Treasury reports fastest tax growth in two years amid July protests

Treasury reports fastest tax growth in two years amid July protests

On July 7, Nairobi’s Central Business District was effectively closed as police blocked major roads to prevent thousands of youth from gathering for the Saba Saba commemorations.

Treasury data shows that July tax receipts rose 7.5 per cent to Sh171.5 billion, marking the fastest growth in two years, despite disruptions from protests commemorating the anti-Finance Bill 2024 demonstrations.

The Treasury says that milder tax measures and restructuring of the Kenya Revenue Authority (KRA) will help sustain revenue growth.

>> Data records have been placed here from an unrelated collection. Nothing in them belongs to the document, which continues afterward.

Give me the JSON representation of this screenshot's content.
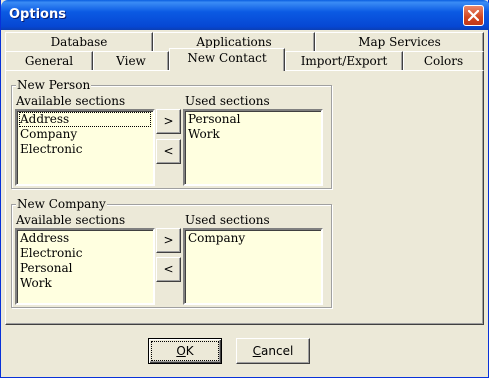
{
  "window": {
    "title": "Options"
  },
  "tabs": {
    "row_back": [
      "Database",
      "Applications",
      "Map Services"
    ],
    "row_front": [
      "General",
      "View",
      "New Contact",
      "Import/Export",
      "Colors"
    ],
    "active": "New Contact"
  },
  "new_person": {
    "group_label": "New Person",
    "available_label": "Available sections",
    "used_label": "Used sections",
    "available": [
      "Address",
      "Company",
      "Electronic"
    ],
    "used": [
      "Personal",
      "Work"
    ],
    "add_label": ">",
    "remove_label": "<"
  },
  "new_company": {
    "group_label": "New Company",
    "available_label": "Available sections",
    "used_label": "Used sections",
    "available": [
      "Address",
      "Electronic",
      "Personal",
      "Work"
    ],
    "used": [
      "Company"
    ],
    "add_label": ">",
    "remove_label": "<"
  },
  "footer": {
    "ok_label": "OK",
    "cancel_label": "Cancel"
  },
  "colors": {
    "titlebar": "#0a5ee0",
    "listbox_bg": "#ffffe0",
    "face": "#ece9d8"
  }
}
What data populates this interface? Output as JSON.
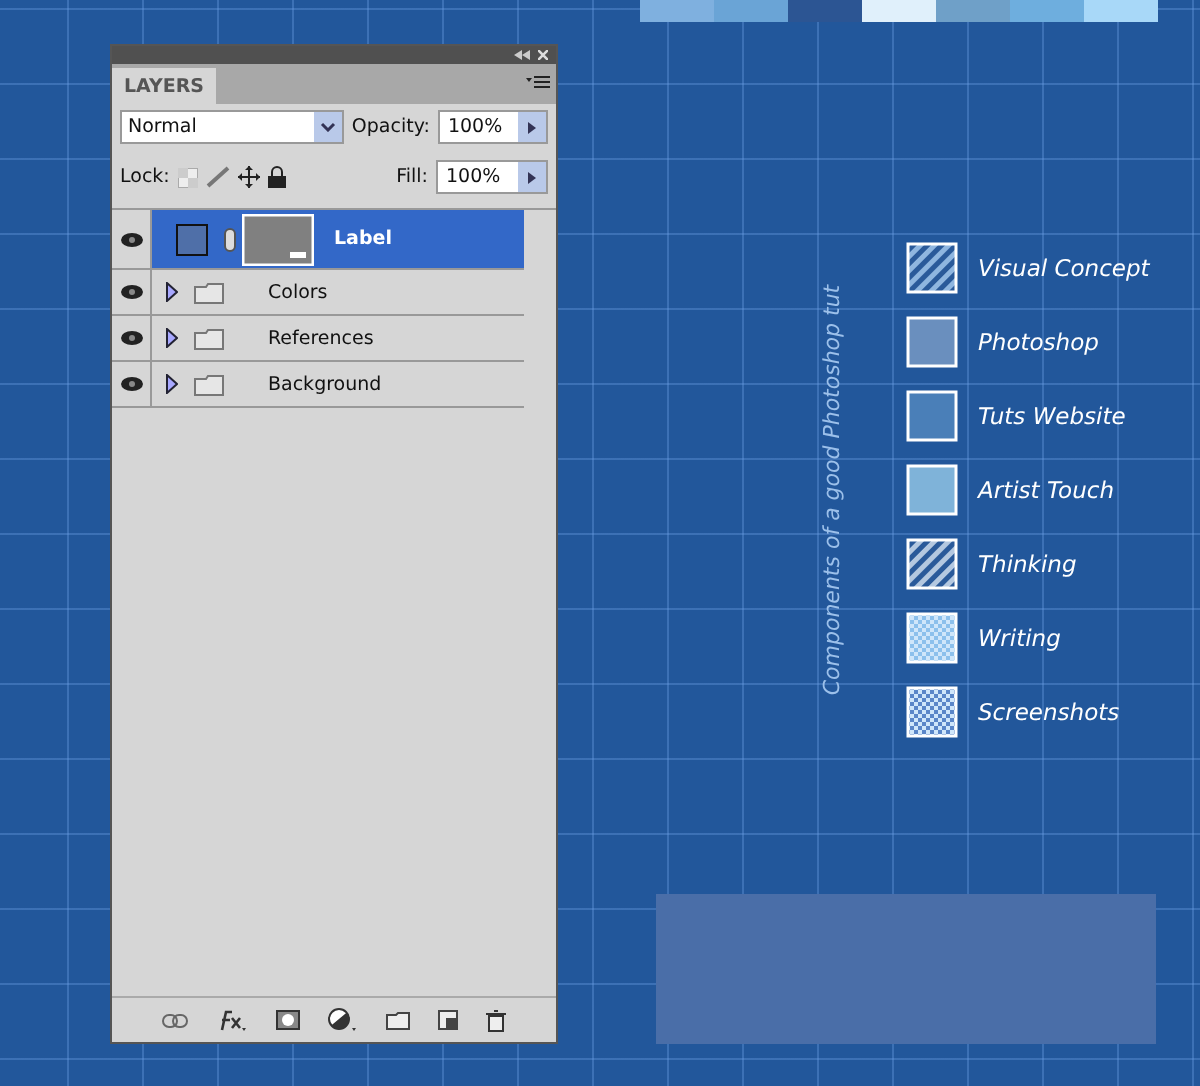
{
  "palette": [
    {
      "color": "#7fb0df"
    },
    {
      "color": "#6aa4d6"
    },
    {
      "color": "#2c5593"
    },
    {
      "color": "#e0f0fb"
    },
    {
      "color": "#6fa0c8"
    },
    {
      "color": "#6eaede"
    },
    {
      "color": "#a8d8f8"
    }
  ],
  "layers_panel": {
    "tab": {
      "label": "LAYERS",
      "selected": true
    },
    "blend_mode": "Normal",
    "opacity_label": "Opacity:",
    "opacity": "100%",
    "lock_label": "Lock:",
    "fill_label": "Fill:",
    "fill": "100%",
    "layers": [
      {
        "name": "Label",
        "kind": "layer",
        "selected": true,
        "visible": true
      },
      {
        "name": "Colors",
        "kind": "group",
        "selected": false,
        "visible": true,
        "expanded": false
      },
      {
        "name": "References",
        "kind": "group",
        "selected": false,
        "visible": true,
        "expanded": false
      },
      {
        "name": "Background",
        "kind": "group",
        "selected": false,
        "visible": true,
        "expanded": false
      }
    ]
  },
  "canvas": {
    "caption": "Components of a good Photoshop tut",
    "legend": [
      {
        "label": "Visual Concept",
        "kind": "stripes",
        "color": "#8fb6e0"
      },
      {
        "label": "Photoshop",
        "kind": "solid",
        "color": "#6a8fbe"
      },
      {
        "label": "Tuts Website",
        "kind": "solid",
        "color": "#4a7fb8"
      },
      {
        "label": "Artist Touch",
        "kind": "solid",
        "color": "#7fb3d9"
      },
      {
        "label": "Thinking",
        "kind": "stripes",
        "color": "#b4c8e0"
      },
      {
        "label": "Writing",
        "kind": "checker",
        "color": "#8cc0ec"
      },
      {
        "label": "Screenshots",
        "kind": "checker",
        "color": "#5a86c8"
      }
    ]
  }
}
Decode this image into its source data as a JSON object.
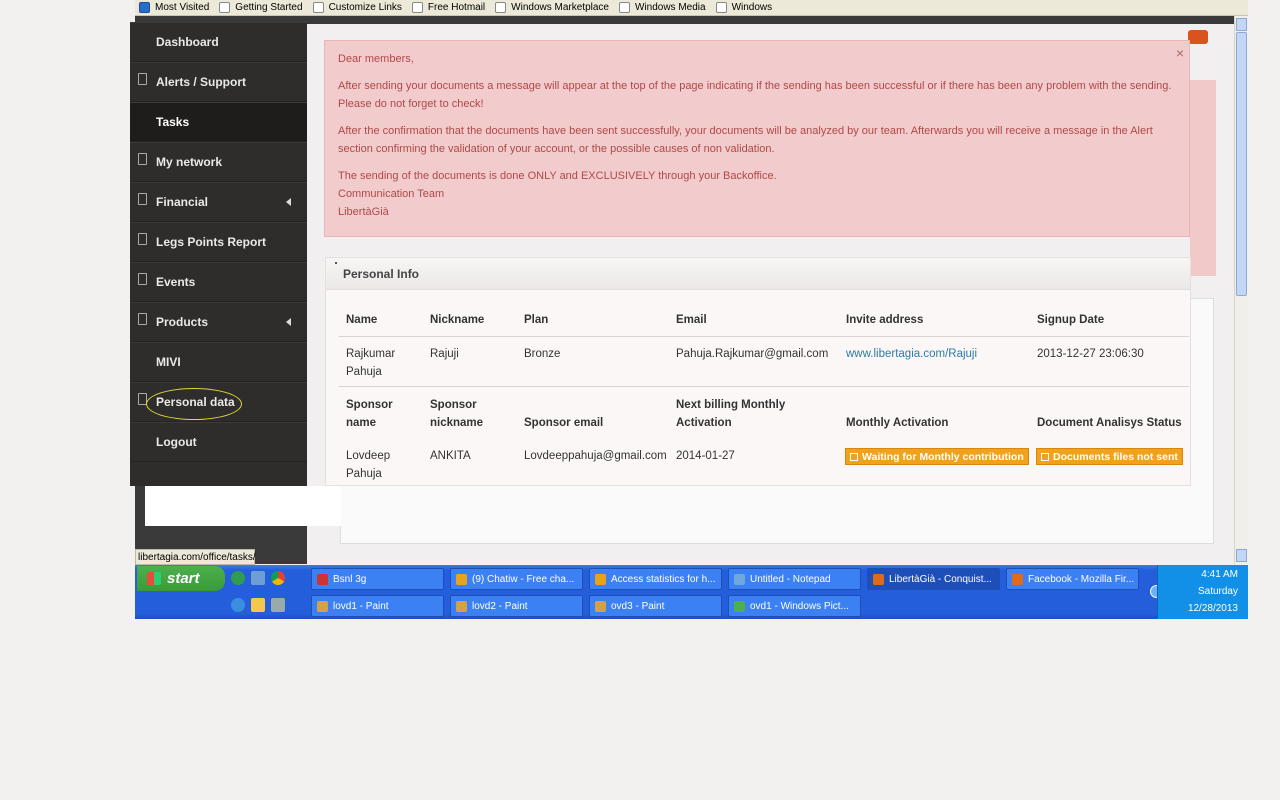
{
  "bookmarks": [
    "Most Visited",
    "Getting Started",
    "Customize Links",
    "Free Hotmail",
    "Windows Marketplace",
    "Windows Media",
    "Windows"
  ],
  "sidebar": {
    "items": [
      {
        "label": "Dashboard"
      },
      {
        "label": "Alerts / Support"
      },
      {
        "label": "Tasks"
      },
      {
        "label": "My network"
      },
      {
        "label": "Financial"
      },
      {
        "label": "Legs Points Report"
      },
      {
        "label": "Events"
      },
      {
        "label": "Products"
      },
      {
        "label": "MIVI"
      },
      {
        "label": "Personal data"
      },
      {
        "label": "Logout"
      }
    ]
  },
  "alert": {
    "close": "×",
    "greeting": "Dear members,",
    "p1": "After sending your documents a message will appear at the top of the page indicating if the sending has been successful or if there has been any problem with the sending. Please do not forget to check!",
    "p2": "After the confirmation that the documents have been sent successfully, your documents will be analyzed by our team. Afterwards you will receive a message in the Alert section confirming the validation of your account, or the possible causes of non validation.",
    "p3": "The sending of the documents is done ONLY and EXCLUSIVELY through your Backoffice.",
    "sig1": "Communication Team",
    "sig2": "LibertàGià"
  },
  "personal_info": {
    "title": "Personal Info",
    "headers1": [
      "Name",
      "Nickname",
      "Plan",
      "Email",
      "Invite address",
      "Signup Date"
    ],
    "row1": {
      "name": "Rajkumar Pahuja",
      "nickname": "Rajuji",
      "plan": "Bronze",
      "email": "Pahuja.Rajkumar@gmail.com",
      "invite": "www.libertagia.com/Rajuji",
      "signup": "2013-12-27 23:06:30"
    },
    "headers2": [
      "Sponsor name",
      "Sponsor nickname",
      "Sponsor email",
      "Next billing Monthly Activation",
      "Monthly Activation",
      "Document Analisys Status"
    ],
    "row2": {
      "sponsor_name": "Lovdeep Pahuja",
      "sponsor_nickname": "ANKITA",
      "sponsor_email": "Lovdeeppahuja@gmail.com",
      "next_billing": "2014-01-27",
      "monthly_badge": "Waiting for Monthly contribution",
      "doc_badge": "Documents files not sent"
    }
  },
  "statusbar": "libertagia.com/office/tasks/",
  "taskbar": {
    "start": "start",
    "row1": [
      {
        "label": "Bsnl 3g",
        "color": "#cc3333"
      },
      {
        "label": "(9) Chatiw - Free cha...",
        "color": "#e8a31c"
      },
      {
        "label": "Access statistics for h...",
        "color": "#e8a31c"
      },
      {
        "label": "Untitled - Notepad",
        "color": "#6fa8dc"
      },
      {
        "label": "LibertàGià - Conquist...",
        "color": "#e06a1c"
      },
      {
        "label": "Facebook - Mozilla Fir...",
        "color": "#e06a1c"
      }
    ],
    "row2": [
      {
        "label": "lovd1 - Paint",
        "color": "#d4a04a"
      },
      {
        "label": "lovd2 - Paint",
        "color": "#d4a04a"
      },
      {
        "label": "ovd3 - Paint",
        "color": "#d4a04a"
      },
      {
        "label": "ovd1 - Windows Pict...",
        "color": "#4caf50"
      }
    ],
    "clock": {
      "time": "4:41 AM",
      "day": "Saturday",
      "date": "12/28/2013"
    }
  }
}
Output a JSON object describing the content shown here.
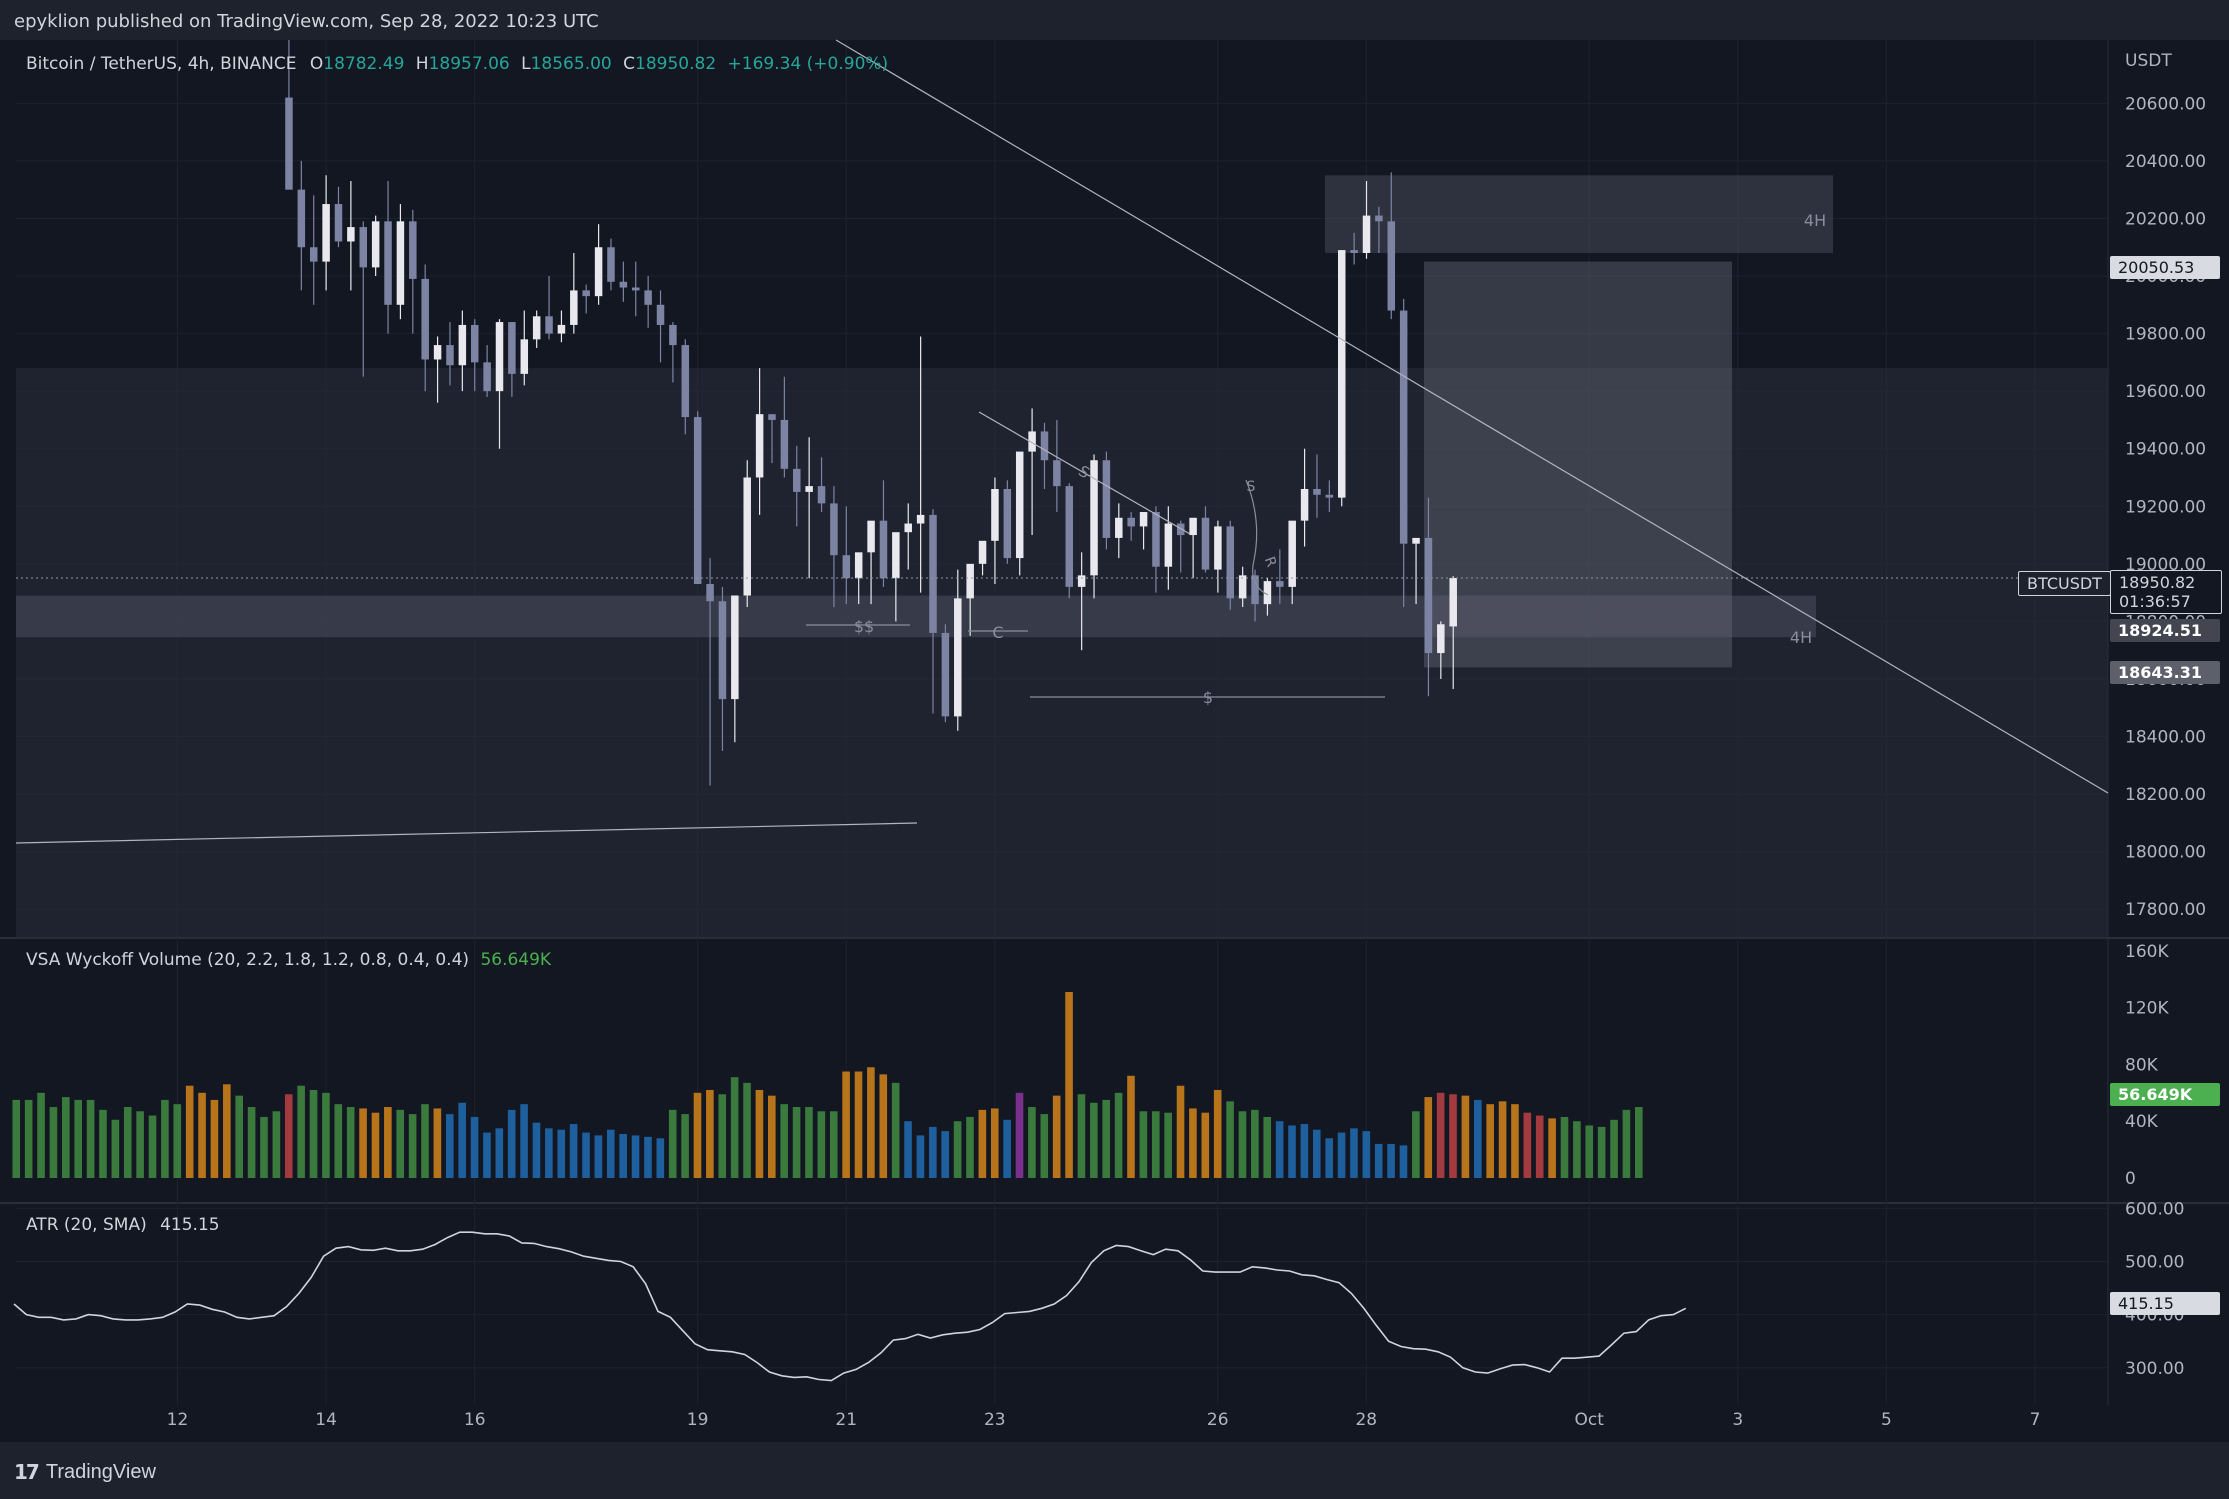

The increase came as the country marked the anniversary of protests triggered by new taxation policies and incidents of police brutality.

On July 7, Nairobi’s Central Business District (CBD) was effectively closed as police blocked major roads to prevent thousands of youth from gathering for the Saba Saba commemorations.

Economic activity was also disrupted in 17 counties, which on average contribute about Sh18 billion to the country’s gross domestic product.

July’s tax growth represents the fastest for the month since 2023, when collections expanded by 18.7 per cent.

The performance was achieved even as the government adopted a cautious approach in the Finance Bill 2025, after deadly street protests led to the withdrawal of more aggressive tax measures that had failed to gain public support.

KRA aims to collect Sh2.62 trillion by June 30, 2026, which translates to an average of Sh218.3 billion per month.

However, collections vary monthly. For the fiscal year ended June 30, 2025, KRA fell Sh48 billion short of its revised target, collecting Sh2.257 trillion against the planned Sh2.305 trillion.

Treasury had already anticipated these shortfalls, citing prolonged unrest and a soft economic environment.

To prevent renewed protests, the government reduced its revenue expectations for the Finance Bill 2025 by 91 per cent, targeting only Sh30 billion. Treasury Cabinet Secretary John Mbadi said lessons from last year shaped this approach.

“Last year’s events were a learning point for us all. Even those who joined the government after that, we had to look at ways of doing things differently,” he said as quoted by the Business Daily.

“One of the concerns of the public agitation is that there was not much involvement, openness, or transparency in the budget process and the generation of the Finance Bill, which this year I can say we have done very differently,” Mbadi added.

KRA is now relying on reforms to sustain and grow revenue. These include simplifying procedures, adopting advanced technology, and restructuring departments to strengthen revenue collection, service delivery and organisational efficiency.